Folha de S. Paulo


Chanceler alemã rejeita ser chamada de feminista

Joerg Carstensen/Associated Press
Angela Merkela, chanceler da Alemanha reeleita no último domingo (24) durante entrevista realizada em agosto
Angela Merkel, chanceler da Alemanha reeleita no último domingo (24) durante entrevista realizada em agosto

Todo o mundo parece ver alguma mensagem no fato de que uma mulher lidera a Alemanha, a maior economia na União Europeia e seu membro mais influente.

Menos a própria chanceler, Angela Merkel. Quando ela concorreu em 2005, ela se surpreendeu com as perguntas dos jornalistas sobre o significado de uma mulher ter esse cargo.

Em abril passado, quando lhe perguntaram se era feminista, disse que não. "Não quero me embelezar com um título que não tenho."

Há uma contradição nisso, diz à Folha Alice Schwarzer, uma das principais feministas alemãs. "Mas Merkel não é a única que vive essa contradição: uma vida super-emancipada graças às lutas feministas, mas com uma distância prudente em relação ao feminismo. Ninguém gosta que digamos abertamente sermos feministas."
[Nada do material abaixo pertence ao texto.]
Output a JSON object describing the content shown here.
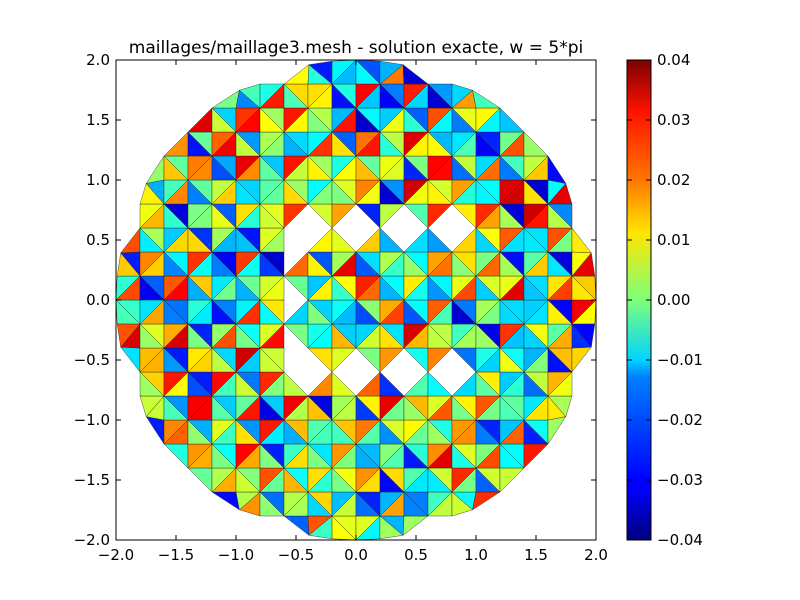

Schwarzer diz por experiência própria. Ela foi criticada nas últimas décadas por sua militância –é fundadora da revista feminista "Emma", criada em 1977.

Parte do desinteresse de Merkel quanto ao feminismo é creditado a sua criação na Alemanha Oriental, território comunista. Isso influenciou sua maneira de perceber o gênero e suas limitações em um mundo político dominado pelos homens.

"Sem nenhuma dúvida, o fato de Merkel ter vivido na Alemanha Oriental –um país que, apesar de todas as contradições, tinha direitos iguais entre os sexos garantidos pela lei– teve um grande papel para definir seu caminho", afirma Schwarzer.

"Ela inicialmente não sofreu por ser mulher, e sua relação com os homens era relação entre camaradas. Isso mudou de maneira brutal com a queda do muro, quando ela entrou na política".

Ela carregou consigo a experiência e se deslocou de maneira tática dentro do mundo político masculino alemão, chegando por fim ao cargo mais alto de seu país.

Um símbolo potente dessa trajetória é o fato de que começou a carreira sendo chamada de "pequena garota" pelo ex-premiê Helmut Kohl, seu mentor politico, e transformou-se em "mãe", como a chanceler é hoje conhecida.

Com o quarto mandato, que garantiu neste domingo (24), ela deve chegar aos 16 anos de poder.

Mas, independente do quanto Merkel goste da palavra "feminista", e do quanto recuse utilizá-la, seu cargo de chanceler serviu de exemplo positivo às mulheres no país, segundo Schwarzer.

"Que uma mulher seja líder do país faz dela um modelo formidável. As garotinhas podem se perguntar agora: eu quero ser cabeleireira ou chanceler? Merkel também conduziu uma política familiar bastante emancipada, por exemplo, com licença-paternidade", diz.

A chanceler, porém, também deixou escapar gestos importantes para a causa, avalia Schwarzer. Essa feminista, que nos últimos anos tem criticado abertamente o islã político, esperava que Merkel se posicionasse sobre o tema com maior ênfase.

"Ela trata o islã radical, que separa os sexos e oprime as mulheres, como 'religião', enquanto essa é uma ideologia que precisamos combater", diz Schwarzer. "É uma ameaça profunda aos direitos das mulheres."